PPCall Goes Offline With Jambo
According to a piece in MediaPost (reg. req’d), PPCall provider Jambo has announced that it will enable PPCall for LA Weekly:
The first slate of ads will be in the Feb. 9 issue, and will focus on Valentine’s Day services, including florists, spas, limos. The ads will be sold through Jambo’s own ad-selling platform.
So, you may ask, why is this a big deal? (It is.)
It’s PPCall in a newspaper (Village Voice Media owns several weeklies throughout the U.S.). If it works, expect to see the Voice expand the program in its other publications, which puts some pressure on other, traditional newspapers to try this (or it will at least start them thinking about it).

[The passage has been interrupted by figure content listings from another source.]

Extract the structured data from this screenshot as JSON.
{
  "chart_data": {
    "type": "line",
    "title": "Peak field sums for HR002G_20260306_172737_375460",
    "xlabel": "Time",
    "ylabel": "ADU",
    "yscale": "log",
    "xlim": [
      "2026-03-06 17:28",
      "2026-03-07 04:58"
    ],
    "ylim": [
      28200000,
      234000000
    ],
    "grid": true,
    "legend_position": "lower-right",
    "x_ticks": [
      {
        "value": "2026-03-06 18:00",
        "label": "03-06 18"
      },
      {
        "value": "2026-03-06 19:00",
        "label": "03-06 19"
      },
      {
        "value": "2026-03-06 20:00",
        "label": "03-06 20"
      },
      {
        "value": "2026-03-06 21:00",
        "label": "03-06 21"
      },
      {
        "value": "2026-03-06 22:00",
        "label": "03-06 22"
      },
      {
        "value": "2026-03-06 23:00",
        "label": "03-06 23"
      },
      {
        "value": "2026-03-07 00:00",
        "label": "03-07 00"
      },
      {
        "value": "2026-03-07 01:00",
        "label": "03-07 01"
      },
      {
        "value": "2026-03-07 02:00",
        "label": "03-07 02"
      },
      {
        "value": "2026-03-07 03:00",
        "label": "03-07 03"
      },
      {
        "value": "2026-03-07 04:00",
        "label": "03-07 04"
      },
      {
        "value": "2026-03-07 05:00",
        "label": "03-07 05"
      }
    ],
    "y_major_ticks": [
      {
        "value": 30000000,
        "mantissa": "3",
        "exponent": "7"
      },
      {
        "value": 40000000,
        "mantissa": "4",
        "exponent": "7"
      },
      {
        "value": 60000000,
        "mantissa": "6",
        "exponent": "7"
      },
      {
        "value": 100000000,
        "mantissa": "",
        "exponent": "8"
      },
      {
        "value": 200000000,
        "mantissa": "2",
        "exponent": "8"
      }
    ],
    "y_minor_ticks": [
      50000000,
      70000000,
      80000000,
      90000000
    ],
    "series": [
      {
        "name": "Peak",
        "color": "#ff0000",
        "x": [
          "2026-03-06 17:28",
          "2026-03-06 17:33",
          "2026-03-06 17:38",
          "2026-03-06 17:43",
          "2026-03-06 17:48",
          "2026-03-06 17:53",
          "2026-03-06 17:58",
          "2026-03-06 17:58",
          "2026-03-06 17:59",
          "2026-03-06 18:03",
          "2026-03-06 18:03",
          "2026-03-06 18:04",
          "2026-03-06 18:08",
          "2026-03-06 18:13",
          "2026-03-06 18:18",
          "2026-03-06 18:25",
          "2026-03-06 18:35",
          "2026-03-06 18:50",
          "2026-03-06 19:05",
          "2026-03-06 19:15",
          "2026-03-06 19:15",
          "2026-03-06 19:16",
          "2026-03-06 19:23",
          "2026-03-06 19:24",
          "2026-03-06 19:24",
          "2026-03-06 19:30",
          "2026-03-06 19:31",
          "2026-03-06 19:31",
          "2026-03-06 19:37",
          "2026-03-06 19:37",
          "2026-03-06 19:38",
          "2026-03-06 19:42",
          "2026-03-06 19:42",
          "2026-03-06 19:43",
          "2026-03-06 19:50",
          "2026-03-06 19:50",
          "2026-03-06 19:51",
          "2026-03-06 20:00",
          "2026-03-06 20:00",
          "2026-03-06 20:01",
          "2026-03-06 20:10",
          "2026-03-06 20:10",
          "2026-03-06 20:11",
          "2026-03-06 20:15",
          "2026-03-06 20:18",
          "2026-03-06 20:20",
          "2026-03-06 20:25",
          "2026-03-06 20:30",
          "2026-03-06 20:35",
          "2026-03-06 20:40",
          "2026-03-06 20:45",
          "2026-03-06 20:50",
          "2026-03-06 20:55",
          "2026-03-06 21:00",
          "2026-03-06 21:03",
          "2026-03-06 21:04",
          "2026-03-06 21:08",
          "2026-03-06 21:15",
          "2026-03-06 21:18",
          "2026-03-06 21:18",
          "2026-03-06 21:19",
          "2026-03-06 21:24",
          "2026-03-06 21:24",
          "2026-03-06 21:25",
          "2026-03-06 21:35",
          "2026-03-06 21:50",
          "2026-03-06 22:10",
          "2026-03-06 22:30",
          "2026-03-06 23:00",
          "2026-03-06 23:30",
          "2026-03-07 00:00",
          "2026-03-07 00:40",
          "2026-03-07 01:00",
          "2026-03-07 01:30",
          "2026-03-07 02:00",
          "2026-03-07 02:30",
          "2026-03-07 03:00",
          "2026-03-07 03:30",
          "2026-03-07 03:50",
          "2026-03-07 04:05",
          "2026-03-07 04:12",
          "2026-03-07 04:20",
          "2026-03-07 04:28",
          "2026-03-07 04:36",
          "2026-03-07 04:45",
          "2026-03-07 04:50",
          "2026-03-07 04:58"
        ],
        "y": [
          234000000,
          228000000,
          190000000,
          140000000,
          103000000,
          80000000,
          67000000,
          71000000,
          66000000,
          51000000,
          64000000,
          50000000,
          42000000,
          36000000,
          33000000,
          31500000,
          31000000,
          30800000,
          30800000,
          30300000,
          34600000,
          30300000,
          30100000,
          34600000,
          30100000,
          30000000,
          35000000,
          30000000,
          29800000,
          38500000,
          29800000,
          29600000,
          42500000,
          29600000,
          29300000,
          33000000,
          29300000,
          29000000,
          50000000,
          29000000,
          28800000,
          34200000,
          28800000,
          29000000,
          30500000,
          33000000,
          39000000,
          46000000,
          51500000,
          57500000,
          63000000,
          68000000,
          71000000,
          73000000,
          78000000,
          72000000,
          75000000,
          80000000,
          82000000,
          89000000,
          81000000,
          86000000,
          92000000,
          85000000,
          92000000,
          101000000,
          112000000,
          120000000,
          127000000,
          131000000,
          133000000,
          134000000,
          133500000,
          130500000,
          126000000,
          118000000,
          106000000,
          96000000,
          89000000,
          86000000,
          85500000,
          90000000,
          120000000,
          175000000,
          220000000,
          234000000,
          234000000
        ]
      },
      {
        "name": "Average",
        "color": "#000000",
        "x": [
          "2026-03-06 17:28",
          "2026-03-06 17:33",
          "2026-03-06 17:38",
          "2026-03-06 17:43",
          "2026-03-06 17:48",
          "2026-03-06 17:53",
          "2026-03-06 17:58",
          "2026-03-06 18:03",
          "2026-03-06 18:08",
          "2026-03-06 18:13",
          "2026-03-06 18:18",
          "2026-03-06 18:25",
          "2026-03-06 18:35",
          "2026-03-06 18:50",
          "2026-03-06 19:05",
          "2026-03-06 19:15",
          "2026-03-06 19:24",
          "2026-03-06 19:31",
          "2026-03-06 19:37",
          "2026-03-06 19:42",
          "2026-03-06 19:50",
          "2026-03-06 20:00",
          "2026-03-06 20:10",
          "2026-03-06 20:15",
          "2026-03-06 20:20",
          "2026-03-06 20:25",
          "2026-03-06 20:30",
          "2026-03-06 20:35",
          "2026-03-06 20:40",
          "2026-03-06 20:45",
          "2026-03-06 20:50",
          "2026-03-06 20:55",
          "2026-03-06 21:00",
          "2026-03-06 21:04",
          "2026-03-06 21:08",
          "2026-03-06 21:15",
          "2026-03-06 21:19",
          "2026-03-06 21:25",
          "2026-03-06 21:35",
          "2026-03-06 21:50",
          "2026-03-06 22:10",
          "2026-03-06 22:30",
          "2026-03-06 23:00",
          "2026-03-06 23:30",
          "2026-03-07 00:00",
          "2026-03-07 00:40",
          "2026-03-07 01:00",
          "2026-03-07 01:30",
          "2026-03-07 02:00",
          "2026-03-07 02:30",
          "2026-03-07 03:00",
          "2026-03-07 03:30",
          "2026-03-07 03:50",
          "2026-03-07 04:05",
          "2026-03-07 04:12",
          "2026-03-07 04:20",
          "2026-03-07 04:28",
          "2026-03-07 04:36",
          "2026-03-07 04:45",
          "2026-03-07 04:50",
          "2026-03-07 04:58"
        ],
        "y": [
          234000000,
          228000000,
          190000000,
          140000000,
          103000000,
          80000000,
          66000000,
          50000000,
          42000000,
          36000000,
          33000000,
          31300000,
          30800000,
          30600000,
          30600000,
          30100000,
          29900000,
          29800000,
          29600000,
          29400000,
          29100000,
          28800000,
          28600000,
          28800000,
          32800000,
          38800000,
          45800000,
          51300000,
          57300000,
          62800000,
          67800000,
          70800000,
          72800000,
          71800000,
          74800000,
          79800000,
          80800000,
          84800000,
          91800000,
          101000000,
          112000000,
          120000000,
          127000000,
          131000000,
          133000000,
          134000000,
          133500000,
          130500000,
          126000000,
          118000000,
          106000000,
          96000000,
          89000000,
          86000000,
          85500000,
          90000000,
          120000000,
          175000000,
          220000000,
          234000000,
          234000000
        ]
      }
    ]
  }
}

We have argued that one of the really exciting things (and scary to traditional publishers) about PPCall is that it’s a performance-based ad medium that can go anywhere in the offline/local world (outdoor, print, TV, etc.).
Verizon has said it will test PPCall in the print Yellow Pages in special "generic" category ads. But I wouldn’t expect other directory publishers to follow suit any time soon. There’s too much potential risk.
This Jambo deal has the potential to really take off and spread in the weekly newspaper world. It’s a differentiator in their battle with other media and the Internet to set their advertising apart. And it might also be a weapon in the broader newspaper battle with free classifieds.
I have been meaning for weeks to write about Jambo and workload has kept me from it.
Expect to now see PPCall start to penetrate the offlline/traditional media world more rapidly. In The Kelsey Group’s upcoming forecast we have performance-based advertising accounting for 10 percent of traditional "directional" ad revenues in 2010 (all of it call driven, obviously). In view of this deal, that might wind up being conservative.